|welcome to my nightmare|
The first quake that woke me up around 1:30 in the morning was a big one, loud and violent. By the time the adrenaline wore off and I was able to fall back asleep, there was another one. And another. And another. Now, I'm a 4th generation California girl and a west coast lifer, so I'm not afraid of earthquakes. I am used to them as a constant threat. But let me tell you, that night was absolutely terrible. By the time we had the 5.48 magnitude quake at 5:45 in the morning, I was in tears. My first night in a new place after 24 hours of travel with the baby, and my husband in Antarctica? I didn't have a whole lot of coping power left in my nervous system.
I've already waited too long to write about this. I have lost the visceral recall, the way you do with childbirth and other traumatic events. It was so stressful for so long. The trouble with earthquakes is that you can't tell how bad they're going to get when they start. Every time you get a new one, there is the possibility it's going to be a bad one. You can hear these quakes before you can feel them, and I have become highly attuned to the sound. It makes me sick to my stomach.

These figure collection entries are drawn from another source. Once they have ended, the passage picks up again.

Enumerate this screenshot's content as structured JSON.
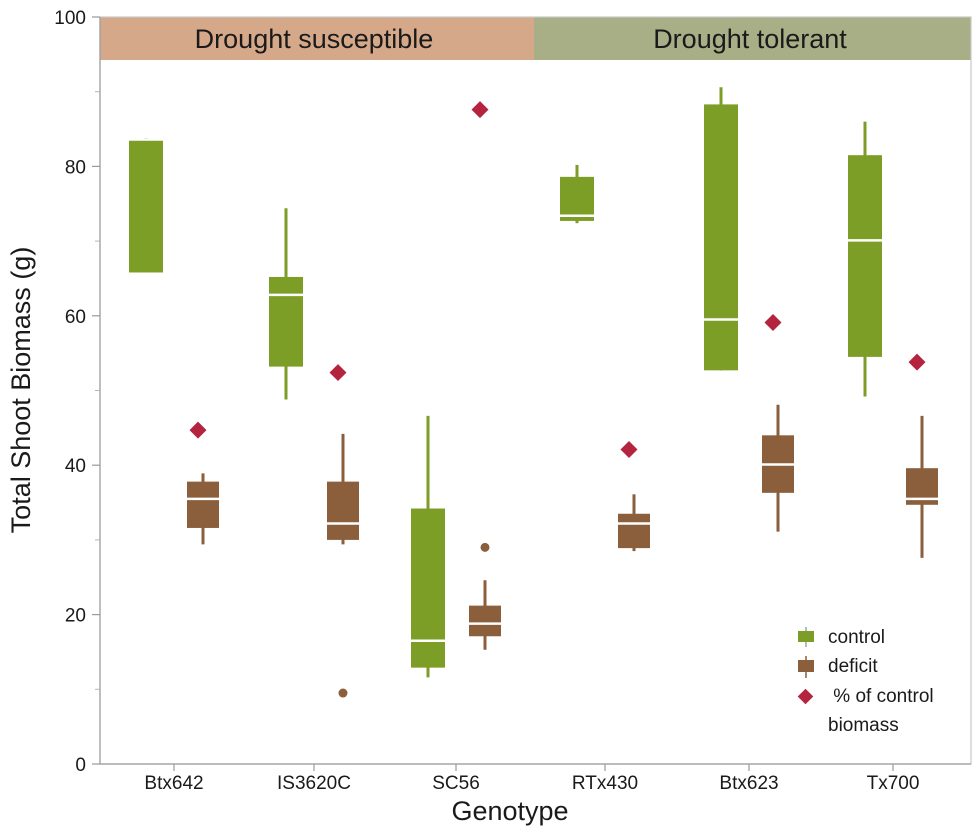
{
  "chart_data": {
    "type": "box",
    "xlabel": "Genotype",
    "ylabel": "Total Shoot Biomass (g)",
    "ylim": [
      0,
      100
    ],
    "yticks": [
      0,
      20,
      40,
      60,
      80,
      100
    ],
    "categories": [
      "Btx642",
      "IS3620C",
      "SC56",
      "RTx430",
      "Btx623",
      "Tx700"
    ],
    "groups": [
      {
        "label": "Drought susceptible",
        "categories": [
          "Btx642",
          "IS3620C",
          "SC56"
        ],
        "color": "#D4A889"
      },
      {
        "label": "Drought tolerant",
        "categories": [
          "RTx430",
          "Btx623",
          "Tx700"
        ],
        "color": "#A8AE86"
      }
    ],
    "series": [
      {
        "name": "control",
        "color": "#7C9E27",
        "boxes": [
          {
            "q1": 65.8,
            "median": 83.6,
            "q3": 83.6,
            "whisker_low": 65.8,
            "whisker_high": 83.8,
            "outliers": []
          },
          {
            "q1": 53.2,
            "median": 62.8,
            "q3": 65.2,
            "whisker_low": 48.8,
            "whisker_high": 74.4,
            "outliers": []
          },
          {
            "q1": 12.9,
            "median": 16.5,
            "q3": 34.2,
            "whisker_low": 11.6,
            "whisker_high": 46.6,
            "outliers": []
          },
          {
            "q1": 72.7,
            "median": 73.4,
            "q3": 78.6,
            "whisker_low": 72.4,
            "whisker_high": 80.2,
            "outliers": []
          },
          {
            "q1": 52.7,
            "median": 59.5,
            "q3": 88.3,
            "whisker_low": 52.7,
            "whisker_high": 90.6,
            "outliers": []
          },
          {
            "q1": 54.5,
            "median": 70.1,
            "q3": 81.5,
            "whisker_low": 49.2,
            "whisker_high": 86.0,
            "outliers": []
          }
        ]
      },
      {
        "name": "deficit",
        "color": "#8B5E3C",
        "boxes": [
          {
            "q1": 31.6,
            "median": 35.5,
            "q3": 37.8,
            "whisker_low": 29.4,
            "whisker_high": 38.9,
            "outliers": []
          },
          {
            "q1": 30.0,
            "median": 32.2,
            "q3": 37.8,
            "whisker_low": 29.4,
            "whisker_high": 44.2,
            "outliers": [
              9.5
            ]
          },
          {
            "q1": 17.1,
            "median": 18.8,
            "q3": 21.2,
            "whisker_low": 15.3,
            "whisker_high": 24.6,
            "outliers": [
              29.0
            ]
          },
          {
            "q1": 28.9,
            "median": 32.2,
            "q3": 33.5,
            "whisker_low": 28.5,
            "whisker_high": 36.1,
            "outliers": []
          },
          {
            "q1": 36.3,
            "median": 40.1,
            "q3": 44.0,
            "whisker_low": 31.1,
            "whisker_high": 48.1,
            "outliers": []
          },
          {
            "q1": 34.7,
            "median": 35.5,
            "q3": 39.6,
            "whisker_low": 27.6,
            "whisker_high": 46.6,
            "outliers": []
          }
        ]
      }
    ],
    "percent_of_control": {
      "name": "% of control biomass",
      "color": "#B5243F",
      "values": [
        44.7,
        52.4,
        87.6,
        42.1,
        59.1,
        53.8
      ]
    },
    "legend": {
      "position": "bottom-right",
      "entries": [
        "control",
        "deficit",
        " % of control",
        "biomass"
      ]
    }
  }
}
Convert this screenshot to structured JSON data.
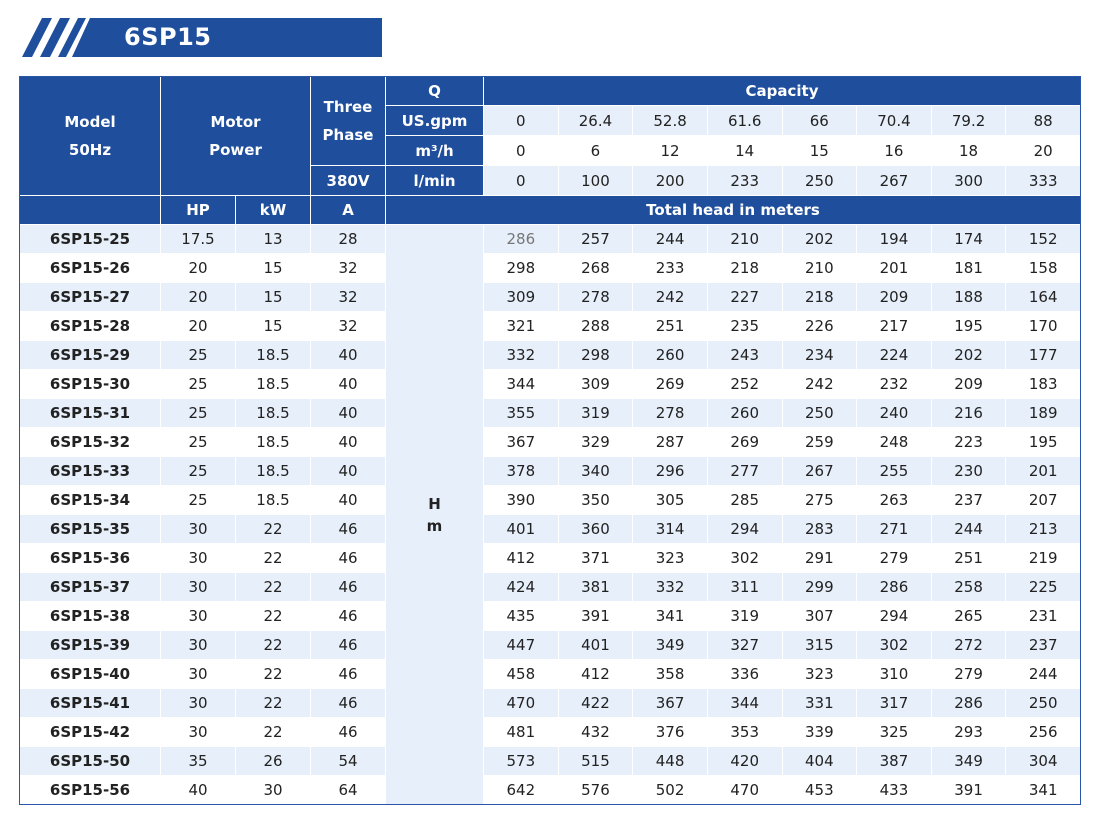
{
  "title": "6SP15",
  "colors": {
    "header_blue": "#1f4e9c",
    "stripe": "#e7effa"
  },
  "header": {
    "model": [
      "Model",
      "50Hz"
    ],
    "motor_power": [
      "Motor",
      "Power"
    ],
    "three_phase": [
      "Three",
      "Phase"
    ],
    "voltage": "380V",
    "q": "Q",
    "capacity": "Capacity",
    "units": [
      "US.gpm",
      "m³/h",
      "l/min"
    ],
    "hp": "HP",
    "kw": "kW",
    "a": "A",
    "total_head": "Total head in meters",
    "hm": [
      "H",
      "m"
    ]
  },
  "capacity": {
    "us_gpm": [
      "0",
      "26.4",
      "52.8",
      "61.6",
      "66",
      "70.4",
      "79.2",
      "88"
    ],
    "m3h": [
      "0",
      "6",
      "12",
      "14",
      "15",
      "16",
      "18",
      "20"
    ],
    "lmin": [
      "0",
      "100",
      "200",
      "233",
      "250",
      "267",
      "300",
      "333"
    ]
  },
  "rows": [
    {
      "model": "6SP15-25",
      "hp": "17.5",
      "kw": "13",
      "a": "28",
      "head": [
        "286",
        "257",
        "244",
        "210",
        "202",
        "194",
        "174",
        "152"
      ]
    },
    {
      "model": "6SP15-26",
      "hp": "20",
      "kw": "15",
      "a": "32",
      "head": [
        "298",
        "268",
        "233",
        "218",
        "210",
        "201",
        "181",
        "158"
      ]
    },
    {
      "model": "6SP15-27",
      "hp": "20",
      "kw": "15",
      "a": "32",
      "head": [
        "309",
        "278",
        "242",
        "227",
        "218",
        "209",
        "188",
        "164"
      ]
    },
    {
      "model": "6SP15-28",
      "hp": "20",
      "kw": "15",
      "a": "32",
      "head": [
        "321",
        "288",
        "251",
        "235",
        "226",
        "217",
        "195",
        "170"
      ]
    },
    {
      "model": "6SP15-29",
      "hp": "25",
      "kw": "18.5",
      "a": "40",
      "head": [
        "332",
        "298",
        "260",
        "243",
        "234",
        "224",
        "202",
        "177"
      ]
    },
    {
      "model": "6SP15-30",
      "hp": "25",
      "kw": "18.5",
      "a": "40",
      "head": [
        "344",
        "309",
        "269",
        "252",
        "242",
        "232",
        "209",
        "183"
      ]
    },
    {
      "model": "6SP15-31",
      "hp": "25",
      "kw": "18.5",
      "a": "40",
      "head": [
        "355",
        "319",
        "278",
        "260",
        "250",
        "240",
        "216",
        "189"
      ]
    },
    {
      "model": "6SP15-32",
      "hp": "25",
      "kw": "18.5",
      "a": "40",
      "head": [
        "367",
        "329",
        "287",
        "269",
        "259",
        "248",
        "223",
        "195"
      ]
    },
    {
      "model": "6SP15-33",
      "hp": "25",
      "kw": "18.5",
      "a": "40",
      "head": [
        "378",
        "340",
        "296",
        "277",
        "267",
        "255",
        "230",
        "201"
      ]
    },
    {
      "model": "6SP15-34",
      "hp": "25",
      "kw": "18.5",
      "a": "40",
      "head": [
        "390",
        "350",
        "305",
        "285",
        "275",
        "263",
        "237",
        "207"
      ]
    },
    {
      "model": "6SP15-35",
      "hp": "30",
      "kw": "22",
      "a": "46",
      "head": [
        "401",
        "360",
        "314",
        "294",
        "283",
        "271",
        "244",
        "213"
      ]
    },
    {
      "model": "6SP15-36",
      "hp": "30",
      "kw": "22",
      "a": "46",
      "head": [
        "412",
        "371",
        "323",
        "302",
        "291",
        "279",
        "251",
        "219"
      ]
    },
    {
      "model": "6SP15-37",
      "hp": "30",
      "kw": "22",
      "a": "46",
      "head": [
        "424",
        "381",
        "332",
        "311",
        "299",
        "286",
        "258",
        "225"
      ]
    },
    {
      "model": "6SP15-38",
      "hp": "30",
      "kw": "22",
      "a": "46",
      "head": [
        "435",
        "391",
        "341",
        "319",
        "307",
        "294",
        "265",
        "231"
      ]
    },
    {
      "model": "6SP15-39",
      "hp": "30",
      "kw": "22",
      "a": "46",
      "head": [
        "447",
        "401",
        "349",
        "327",
        "315",
        "302",
        "272",
        "237"
      ]
    },
    {
      "model": "6SP15-40",
      "hp": "30",
      "kw": "22",
      "a": "46",
      "head": [
        "458",
        "412",
        "358",
        "336",
        "323",
        "310",
        "279",
        "244"
      ]
    },
    {
      "model": "6SP15-41",
      "hp": "30",
      "kw": "22",
      "a": "46",
      "head": [
        "470",
        "422",
        "367",
        "344",
        "331",
        "317",
        "286",
        "250"
      ]
    },
    {
      "model": "6SP15-42",
      "hp": "30",
      "kw": "22",
      "a": "46",
      "head": [
        "481",
        "432",
        "376",
        "353",
        "339",
        "325",
        "293",
        "256"
      ]
    },
    {
      "model": "6SP15-50",
      "hp": "35",
      "kw": "26",
      "a": "54",
      "head": [
        "573",
        "515",
        "448",
        "420",
        "404",
        "387",
        "349",
        "304"
      ]
    },
    {
      "model": "6SP15-56",
      "hp": "40",
      "kw": "30",
      "a": "64",
      "head": [
        "642",
        "576",
        "502",
        "470",
        "453",
        "433",
        "391",
        "341"
      ]
    }
  ]
}
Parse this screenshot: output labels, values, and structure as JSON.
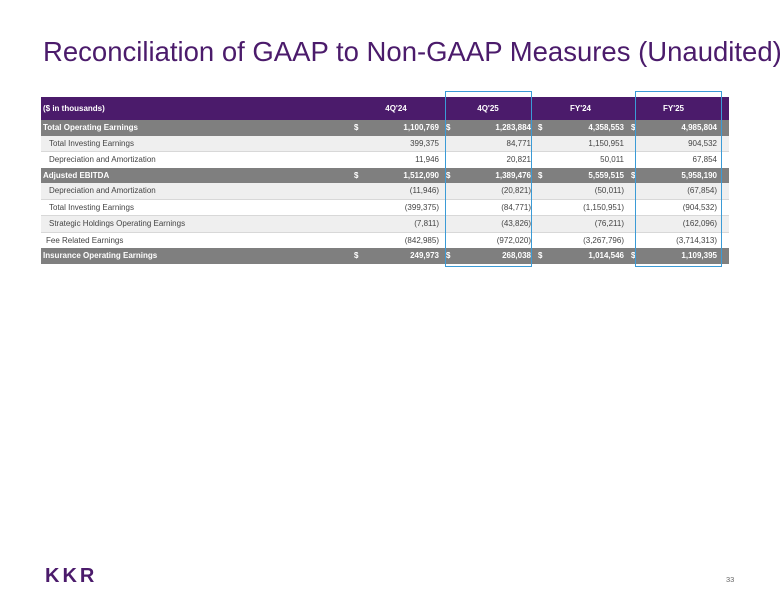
{
  "title": "Reconciliation of GAAP to Non-GAAP Measures (Unaudited)",
  "table": {
    "label_header": "($ in thousands)",
    "columns": [
      "4Q'24",
      "4Q'25",
      "FY'24",
      "FY'25"
    ],
    "rows": [
      {
        "label": "Total Operating Earnings",
        "cur": [
          "$",
          "$",
          "$",
          "$"
        ],
        "values": [
          "1,100,769",
          "1,283,884",
          "4,358,553",
          "4,985,804"
        ]
      },
      {
        "label": "Total Investing Earnings",
        "cur": [
          "",
          "",
          "",
          ""
        ],
        "values": [
          "399,375",
          "84,771",
          "1,150,951",
          "904,532"
        ]
      },
      {
        "label": "Depreciation and Amortization",
        "cur": [
          "",
          "",
          "",
          ""
        ],
        "values": [
          "11,946",
          "20,821",
          "50,011",
          "67,854"
        ]
      },
      {
        "label": "Adjusted EBITDA",
        "cur": [
          "$",
          "$",
          "$",
          "$"
        ],
        "values": [
          "1,512,090",
          "1,389,476",
          "5,559,515",
          "5,958,190"
        ]
      },
      {
        "label": "Depreciation and Amortization",
        "cur": [
          "",
          "",
          "",
          ""
        ],
        "values": [
          "(11,946)",
          "(20,821)",
          "(50,011)",
          "(67,854)"
        ]
      },
      {
        "label": "Total Investing Earnings",
        "cur": [
          "",
          "",
          "",
          ""
        ],
        "values": [
          "(399,375)",
          "(84,771)",
          "(1,150,951)",
          "(904,532)"
        ]
      },
      {
        "label": "Strategic Holdings Operating Earnings",
        "cur": [
          "",
          "",
          "",
          ""
        ],
        "values": [
          "(7,811)",
          "(43,826)",
          "(76,211)",
          "(162,096)"
        ]
      },
      {
        "label": "Fee Related Earnings",
        "cur": [
          "",
          "",
          "",
          ""
        ],
        "values": [
          "(842,985)",
          "(972,020)",
          "(3,267,796)",
          "(3,714,313)"
        ]
      },
      {
        "label": "Insurance Operating Earnings",
        "cur": [
          "$",
          "$",
          "$",
          "$"
        ],
        "values": [
          "249,973",
          "268,038",
          "1,014,546",
          "1,109,395"
        ]
      }
    ]
  },
  "logo": "KKR",
  "page_number": "33"
}
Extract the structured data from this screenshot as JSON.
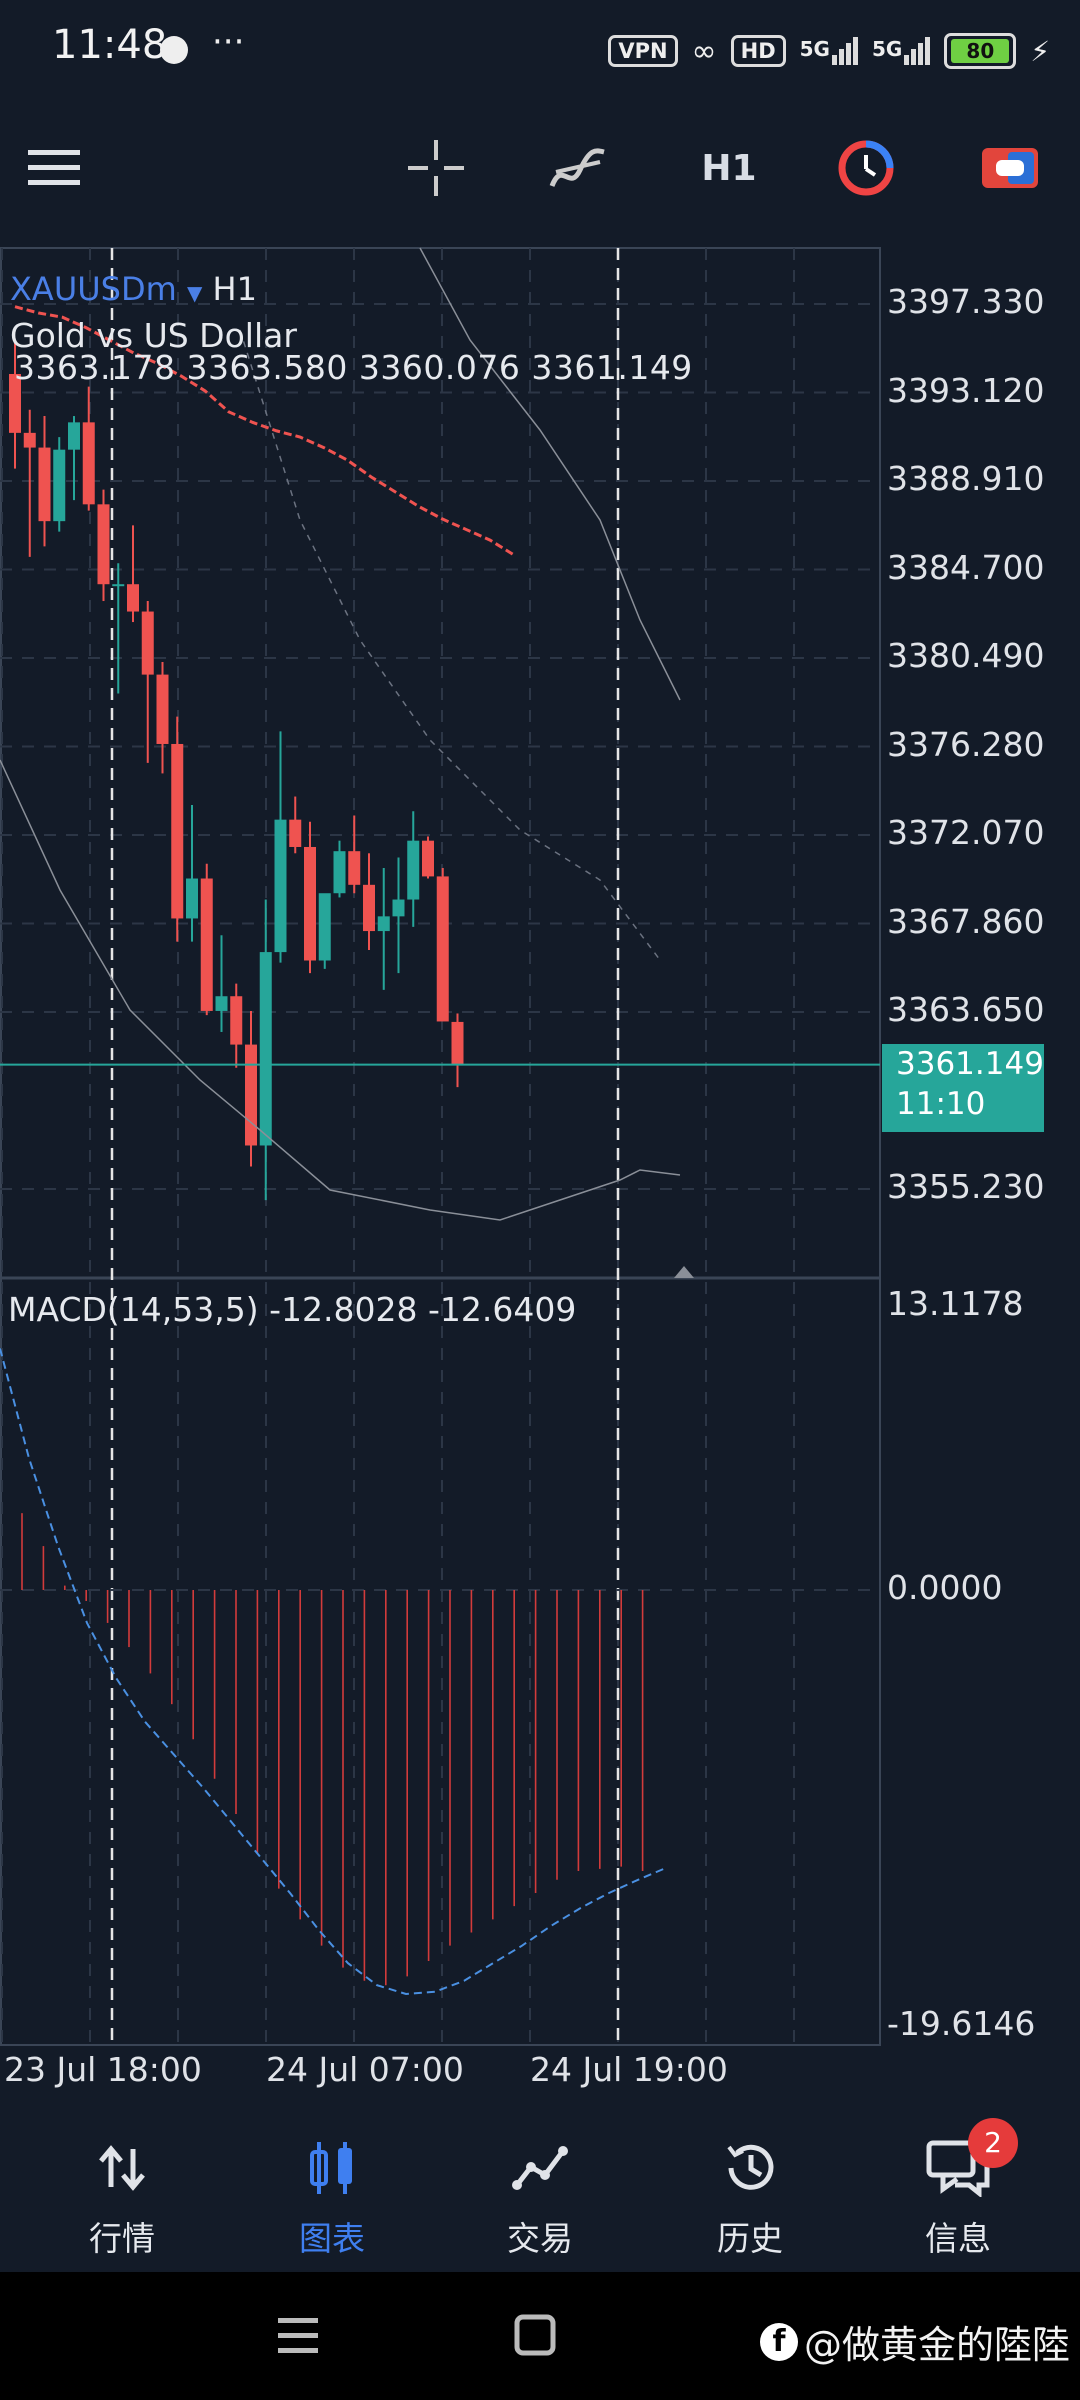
{
  "status_bar": {
    "time": "11:48",
    "more": "···",
    "vpn": "VPN",
    "hd": "HD",
    "signal1": "5G",
    "signal2": "5G",
    "battery": "80"
  },
  "toolbar": {
    "timeframe": "H1"
  },
  "chart": {
    "symbol": "XAUUSDm",
    "timeframe": "H1",
    "description": "Gold vs US Dollar",
    "ohlc": "3363.178 3363.580 3360.076 3361.149",
    "price_axis": [
      "3397.330",
      "3393.120",
      "3388.910",
      "3384.700",
      "3380.490",
      "3376.280",
      "3372.070",
      "3367.860",
      "3363.650",
      "3355.230"
    ],
    "current_price": "3361.149",
    "current_time": "11:10",
    "macd_label": "MACD(14,53,5) -12.8028 -12.6409",
    "macd_axis": [
      "13.1178",
      "0.0000",
      "-19.6146"
    ],
    "time_axis": [
      "23 Jul 18:00",
      "24 Jul 07:00",
      "24 Jul 19:00"
    ],
    "colors": {
      "up": "#26a69a",
      "down": "#ef5350",
      "ma": "#ef5350",
      "signal": "#4a90e2",
      "background": "#131b28"
    }
  },
  "bottom_nav": {
    "items": [
      {
        "label": "行情",
        "icon": "quotes-icon"
      },
      {
        "label": "图表",
        "icon": "chart-icon",
        "active": true
      },
      {
        "label": "交易",
        "icon": "trade-icon"
      },
      {
        "label": "历史",
        "icon": "history-icon"
      },
      {
        "label": "信息",
        "icon": "messages-icon",
        "badge": "2"
      }
    ]
  },
  "watermark": "@做黄金的陸陸"
}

It's been a relatively quiet couple of days on the seismic front, and we've been lulled into a false sense of security again. We had a 4.8 this morning, the first one over 4.0 in over 36 hours. DO YOU HEAR HOW CRAZY THIS SOUNDS? It's been 36 hours since we last had a significant earthquake and I'm telling you it's calm. But this is reality in Christchurch, and it has been since September 2010. They have had almost 10,000 earthquakes over the last 15 months. People are packing up and leaving town. I can't say I blame them - I have reserved the right to leave early if things get bad again.